Download the example here

// This file contains both:
//   1. A simulation of your page/plugin/service to start the OAuth
//   2. The callback page to be called after OAuth finished
// Make sure to place this file freely accessible on a server!

// At first some very important variables:

// Values from your OAuth app. You create ONE for a page/plugin/service.
$clientid     = "#Place OAuth clientID here#";
$clientsecret = "#Place OAuth client secret here#";

// This is the url of your callback page, to be called after OAuth finished.
// In this case it is this file - wherever you put it on your server.
$redirect_uri = "#The URL of this file#";

// The official CleverReach URLs, no need to change those.
$auth_url  = "";
$token_url = "";

// As the callback page is called by our OAuth service with a code, we use that parameter to differ between the two pages.

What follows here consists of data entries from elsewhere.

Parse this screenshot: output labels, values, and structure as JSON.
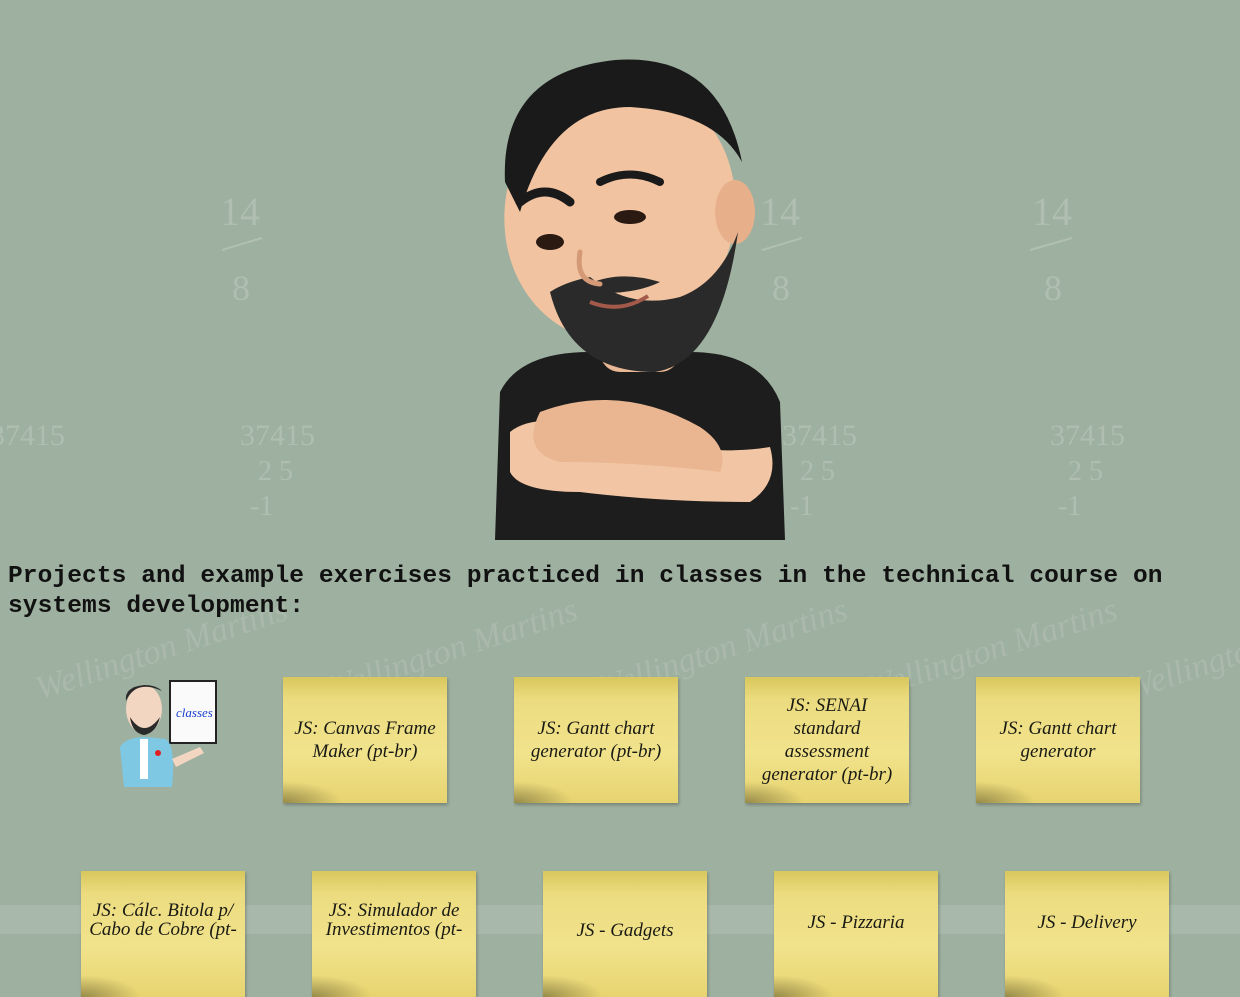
{
  "heading": "Projects and example exercises practiced in classes in the technical course on systems development:",
  "background": {
    "color": "#9eb0a0",
    "chalk_marks": [
      "14",
      "8",
      "37415",
      "2 5",
      "-1",
      "Wellington Martins"
    ]
  },
  "avatar": {
    "description_icon": "bearded-man-avatar-icon"
  },
  "thumbnail": {
    "icon": "teacher-classes-logo-icon",
    "board_text": "classes"
  },
  "notes_row1": [
    "JS: Canvas Frame Maker (pt-br)",
    "JS: Gantt chart generator (pt-br)",
    "JS: SENAI standard assessment generator (pt-br)",
    "JS: Gantt chart generator"
  ],
  "notes_row2": [
    "JS: Cálc. Bitola p/ Cabo de Cobre (pt-",
    "JS: Simulador de Investimentos (pt-",
    "JS - Gadgets",
    "JS - Pizzaria",
    "JS - Delivery"
  ],
  "colors": {
    "note": "#f1e38c",
    "text": "#111111"
  }
}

if (!$_GET["code"]) {  // If there is no code, this page was propably opened in a browser normally

  // This is a simulation of YOUR page/plugin/service.
  echo "<h1>My fancy web service</h1>";
  echo "<h2>Please let me access your CleverReach® account, user!</h2>";

  // The link will redirect the user to our OAuth service.
  // As the redirect_uri is used as a url parameter, we have to encode it accordingly.
  $redir = urlencode($redirect_uri);
  echo "<a href=\"{$auth_url}?client_id={$clientid}&grant=basic&response_type=code&redirect_uri={$redir}\">OK, connect now!</a>";

} else {  // If there is a code, it must be a callback from OAuth

  // No time to loose! Quickly trade the code for a Token, before it gets invalid.
  // We need to send some data in a POST request for that.

  // Preparing post data:

  // your secret data to make sure, it is you
  $fields["client_id"] = $clientid;
  $fields["client_secret"] = $clientsecret;

  // This must be the same as the previous redirect uri
  $fields["redirect_uri"] = $redirect_uri;

  // This is the actual trade. We tell OAuth what we want and provide the code.
  $fields["grant_type"] = "authorization_code";
  $fields["code"] = $_GET["code"];

  // We use curl to make the request
  $curl = curl_init();
  curl_setopt($curl,CURLOPT_URL, $token_url);
  curl_setopt($curl,CURLOPT_POST, sizeof($fields));
  curl_setopt($curl,CURLOPT_POSTFIELDS, $fields);
  curl_setopt($curl,CURLOPT_RETURNTRANSFER, true);
  $result = curl_exec($curl);
  curl_close ($curl);

  echo "<h1>My fancy web service</h1>";
  echo "<h2>This is the result of the OAuth process:</h2>";

  // The final $result contains the access_token and some other information besides.
  // For you to see it, we dump it out here.

  // Make sure to store the access_token in order to control the users REST API!